Sendi Islam Yang Pertama Kali Terlepas

لَيُنْقَضَنَّ عُرَى الإِسْلامِ عُرْوَةً عُرْوَةً ، فَكُلَّمَا انْتُقِضَتْ عُرْوَةٌ تَشَبَّثَ النَّاسُ بِالَّتِي تَلِيهَا ، فَأَوَّلُهُنَ نَقْضُ الْحُكْمِ ، وَآخِرُهُنَّ الصَّلاةُ

“Ikatan Islam akan terlepas satu demi satu. Setiap kali satu ikatan terlepas, manusia akan bergantung pada ikatan berikutnya. Yang pertama kali akan terlepas adalh hukum dan yang terakhir adalah shalat.”

(HR. Ahmad dan Ibnu Hibban)

Membaca prediksi akhir zaman dari Rasulullah di atas membuat kita ngeri. Sendi-sendi Islam akan terurai satu demi satu, yang pertama adalah hukum dan terakhir adalah shalat. Apa yang beliau sabdakan akan terjadi. Namun begitu, bukan berarti hadits ini menjadi legitimasi bagi kita untuk bersikap fatalis, membiarkan begitu saja sendi Islam terurai karena sudah diprediksikan. Memang bakal demikian. Selalu kita diingatkan bawa prediski ahir zaman dari Rasulullah bernilai peringatan bagi umatnya yang hidup pada zaman tersebut jika beliau mengatakan bahwa sendi Islam akan terurai di akhir zaman nanti, maka kita seharusnya berusaha agar tidak menjadi umat yang turut andil dalam hal itu, sebaliknya kita harus menjadi pejuang yang tetap berusaha memperkokoh Islam, seperti apapun hasil yang kita dapatkan.
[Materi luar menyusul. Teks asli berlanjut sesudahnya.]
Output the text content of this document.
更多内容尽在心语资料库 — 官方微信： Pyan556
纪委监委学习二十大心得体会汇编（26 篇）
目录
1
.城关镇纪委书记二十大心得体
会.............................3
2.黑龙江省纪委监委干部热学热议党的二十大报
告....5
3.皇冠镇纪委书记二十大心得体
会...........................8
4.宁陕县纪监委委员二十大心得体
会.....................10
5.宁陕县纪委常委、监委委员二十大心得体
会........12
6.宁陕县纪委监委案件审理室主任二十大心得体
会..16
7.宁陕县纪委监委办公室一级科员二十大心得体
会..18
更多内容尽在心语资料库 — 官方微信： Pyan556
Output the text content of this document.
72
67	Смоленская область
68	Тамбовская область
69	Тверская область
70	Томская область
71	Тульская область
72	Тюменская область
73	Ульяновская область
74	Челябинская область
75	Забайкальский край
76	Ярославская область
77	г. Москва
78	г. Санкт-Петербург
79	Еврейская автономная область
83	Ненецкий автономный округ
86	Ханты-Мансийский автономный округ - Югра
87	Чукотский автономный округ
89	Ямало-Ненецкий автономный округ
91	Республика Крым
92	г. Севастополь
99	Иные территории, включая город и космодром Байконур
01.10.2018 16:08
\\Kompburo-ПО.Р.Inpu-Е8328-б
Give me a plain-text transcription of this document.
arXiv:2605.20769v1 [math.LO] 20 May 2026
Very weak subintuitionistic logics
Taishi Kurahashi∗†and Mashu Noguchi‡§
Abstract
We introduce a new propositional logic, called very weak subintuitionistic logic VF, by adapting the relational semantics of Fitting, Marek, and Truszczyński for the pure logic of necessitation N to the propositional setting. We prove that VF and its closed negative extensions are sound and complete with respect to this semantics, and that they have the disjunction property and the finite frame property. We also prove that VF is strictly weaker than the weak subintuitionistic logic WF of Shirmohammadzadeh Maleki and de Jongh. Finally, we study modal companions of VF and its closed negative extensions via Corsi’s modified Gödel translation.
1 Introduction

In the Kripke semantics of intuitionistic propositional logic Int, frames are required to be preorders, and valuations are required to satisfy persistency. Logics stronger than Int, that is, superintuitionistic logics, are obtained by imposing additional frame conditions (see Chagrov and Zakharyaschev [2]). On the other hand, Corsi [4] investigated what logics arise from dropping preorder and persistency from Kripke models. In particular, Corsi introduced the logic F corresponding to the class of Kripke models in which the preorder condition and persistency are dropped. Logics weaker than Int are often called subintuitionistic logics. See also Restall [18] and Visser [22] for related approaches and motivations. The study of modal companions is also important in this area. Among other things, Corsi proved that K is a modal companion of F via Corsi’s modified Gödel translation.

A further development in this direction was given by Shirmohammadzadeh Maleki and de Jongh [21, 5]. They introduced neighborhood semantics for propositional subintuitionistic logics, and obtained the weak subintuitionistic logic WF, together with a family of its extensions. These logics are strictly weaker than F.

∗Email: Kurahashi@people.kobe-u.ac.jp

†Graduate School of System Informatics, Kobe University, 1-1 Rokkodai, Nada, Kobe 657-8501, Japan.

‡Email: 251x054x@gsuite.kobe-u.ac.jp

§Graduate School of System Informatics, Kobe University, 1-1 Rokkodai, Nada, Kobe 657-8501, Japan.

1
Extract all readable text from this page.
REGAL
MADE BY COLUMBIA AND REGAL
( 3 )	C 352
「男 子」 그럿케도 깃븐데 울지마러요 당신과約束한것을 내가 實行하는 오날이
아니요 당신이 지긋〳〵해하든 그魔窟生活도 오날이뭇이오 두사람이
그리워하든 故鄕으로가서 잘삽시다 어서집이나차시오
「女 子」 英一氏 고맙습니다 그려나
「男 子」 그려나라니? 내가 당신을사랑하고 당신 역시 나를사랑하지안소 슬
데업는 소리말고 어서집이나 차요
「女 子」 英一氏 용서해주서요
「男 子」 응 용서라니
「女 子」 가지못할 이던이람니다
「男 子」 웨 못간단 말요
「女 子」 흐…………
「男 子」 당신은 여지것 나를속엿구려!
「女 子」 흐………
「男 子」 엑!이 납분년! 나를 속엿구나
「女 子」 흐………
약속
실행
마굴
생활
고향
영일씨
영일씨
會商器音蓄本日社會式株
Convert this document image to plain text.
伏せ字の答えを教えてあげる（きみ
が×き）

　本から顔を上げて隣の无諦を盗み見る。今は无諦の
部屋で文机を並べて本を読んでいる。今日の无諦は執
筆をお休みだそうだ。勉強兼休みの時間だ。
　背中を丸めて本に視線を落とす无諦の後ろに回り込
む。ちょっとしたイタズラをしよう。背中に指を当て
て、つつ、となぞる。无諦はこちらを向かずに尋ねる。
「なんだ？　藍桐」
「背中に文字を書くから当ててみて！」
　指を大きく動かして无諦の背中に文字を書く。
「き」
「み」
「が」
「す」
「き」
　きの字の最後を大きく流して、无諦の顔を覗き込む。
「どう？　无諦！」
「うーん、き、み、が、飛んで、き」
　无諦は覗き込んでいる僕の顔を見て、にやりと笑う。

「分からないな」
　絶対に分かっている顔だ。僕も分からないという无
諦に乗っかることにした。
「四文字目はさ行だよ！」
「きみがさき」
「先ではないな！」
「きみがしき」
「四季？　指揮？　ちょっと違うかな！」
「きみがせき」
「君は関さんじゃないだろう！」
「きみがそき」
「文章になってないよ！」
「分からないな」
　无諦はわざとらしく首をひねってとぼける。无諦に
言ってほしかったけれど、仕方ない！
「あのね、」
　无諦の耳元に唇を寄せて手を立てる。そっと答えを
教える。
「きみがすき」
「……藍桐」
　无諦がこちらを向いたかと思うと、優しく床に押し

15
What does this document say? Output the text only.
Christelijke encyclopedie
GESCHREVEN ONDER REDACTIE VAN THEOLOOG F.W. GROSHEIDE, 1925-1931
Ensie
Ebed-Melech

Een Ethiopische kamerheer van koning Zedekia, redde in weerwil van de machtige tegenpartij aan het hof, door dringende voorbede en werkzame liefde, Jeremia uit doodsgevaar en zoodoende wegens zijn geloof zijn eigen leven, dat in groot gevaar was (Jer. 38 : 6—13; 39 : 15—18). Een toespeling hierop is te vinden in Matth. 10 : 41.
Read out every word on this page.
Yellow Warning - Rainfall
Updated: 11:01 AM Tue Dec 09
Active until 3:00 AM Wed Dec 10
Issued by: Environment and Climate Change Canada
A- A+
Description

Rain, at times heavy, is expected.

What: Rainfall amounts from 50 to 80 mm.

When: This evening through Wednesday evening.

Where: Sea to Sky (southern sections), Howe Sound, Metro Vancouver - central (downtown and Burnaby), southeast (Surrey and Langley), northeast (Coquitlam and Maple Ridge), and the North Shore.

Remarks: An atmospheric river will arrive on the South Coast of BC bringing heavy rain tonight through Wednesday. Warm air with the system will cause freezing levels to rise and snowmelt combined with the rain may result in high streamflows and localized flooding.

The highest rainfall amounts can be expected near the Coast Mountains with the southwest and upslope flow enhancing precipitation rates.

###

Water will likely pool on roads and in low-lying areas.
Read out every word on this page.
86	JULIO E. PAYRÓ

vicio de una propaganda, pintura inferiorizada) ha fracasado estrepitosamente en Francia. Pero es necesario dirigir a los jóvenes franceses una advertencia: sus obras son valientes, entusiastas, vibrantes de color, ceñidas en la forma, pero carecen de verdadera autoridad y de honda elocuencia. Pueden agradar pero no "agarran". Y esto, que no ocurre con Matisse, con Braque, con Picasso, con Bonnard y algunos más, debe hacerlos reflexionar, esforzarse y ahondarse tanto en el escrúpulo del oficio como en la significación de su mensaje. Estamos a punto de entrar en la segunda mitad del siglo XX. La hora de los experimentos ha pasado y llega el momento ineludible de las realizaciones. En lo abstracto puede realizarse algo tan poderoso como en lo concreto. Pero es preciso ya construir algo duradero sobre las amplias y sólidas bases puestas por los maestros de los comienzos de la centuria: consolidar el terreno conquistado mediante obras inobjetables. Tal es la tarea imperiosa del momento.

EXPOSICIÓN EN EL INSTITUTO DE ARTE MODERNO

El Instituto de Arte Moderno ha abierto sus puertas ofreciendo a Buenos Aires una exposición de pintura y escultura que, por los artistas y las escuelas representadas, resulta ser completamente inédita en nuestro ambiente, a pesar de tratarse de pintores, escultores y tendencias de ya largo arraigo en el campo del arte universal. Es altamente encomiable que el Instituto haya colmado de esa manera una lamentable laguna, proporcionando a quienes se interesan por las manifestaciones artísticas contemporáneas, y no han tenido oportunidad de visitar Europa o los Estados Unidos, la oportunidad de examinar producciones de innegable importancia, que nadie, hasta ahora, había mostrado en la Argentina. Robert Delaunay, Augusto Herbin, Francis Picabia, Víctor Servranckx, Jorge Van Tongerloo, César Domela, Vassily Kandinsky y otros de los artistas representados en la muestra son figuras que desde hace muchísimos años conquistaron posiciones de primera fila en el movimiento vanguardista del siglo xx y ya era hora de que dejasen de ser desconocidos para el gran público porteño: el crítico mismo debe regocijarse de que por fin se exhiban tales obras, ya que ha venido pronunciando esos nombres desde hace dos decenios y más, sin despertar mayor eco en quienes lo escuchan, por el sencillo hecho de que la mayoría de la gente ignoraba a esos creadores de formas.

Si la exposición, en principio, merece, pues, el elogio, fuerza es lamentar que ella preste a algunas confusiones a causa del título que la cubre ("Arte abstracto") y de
Dalam hadis di atas yang pertama kali akan lepas adalah al hukmu. Dalam kitab Faidhul Qadir, al Munawi menjelaskan bahwa maksud dari al hukmu adalah al qadha’ (peradilan). Yaitu formalisasi syariat Islam dalam hukum guna menyesuaikan berbagai kausus terkait pelanggaran hukum, tindak pidana maupun sengketa. Gambarannya seperti yang sudah diterapkan pada masa kejayaan khilafah saat mana semua urusan kehakiman diselesaikan berdasarkan syariat Islam.

Inilah sendi Islam yag pertama kali lolos dan membuat Islam semakin lemah. Sudah sejak lama kita menyaksikan fakta ini terjadi. Secara de jure mungkin runtuhnya khilafah pada 1924 menjadi tanda berakhirnya. Meskipun secara fakta, barangkali masing ada beberapa negeri yang masih menjaganya meski tak kita lihat masih ada yang mampu konsisten hingga saat ini.

Islam sebagai landasan hukum yang secara formal diakui, ditelaah dan diberdayakan sebagai nafas yang mengatur gerak umat Islam, sejak itu telah tiada, sampai sekarang. Saking lamanya keterpurukan ini, tidak sedikit umat yang tidak lagi mengerti bahwa hal itu merupakan sendi Islam Urwatul Islam. Bahkan personal umat Islam yang saat ini menduduki jabatan sebagai penguasa bahkan penentu hukum sebuah negara pun banyak penentu hukum sebuah negara pun banyak yan tak sadar jika sejatinya mereka memikul beban utnuk menegakkan kembali sendi ini.

Sebaliknya, tidak sedikit yang justru menganggap bahwa pelaksanaan syariat dalam skup yang luas adalah nostalgia masa lampau yang kini tak lagi relevan, bahkan sekedar untuk dibayangkan sekalipun. Lebih parah lagi, usaha penyadaran umat, hanya umat Islam saja tentunya, agar mengembalikan sendi ini pada posisinya dianggap sebagai usaha destruktif yang layak dipadamkan.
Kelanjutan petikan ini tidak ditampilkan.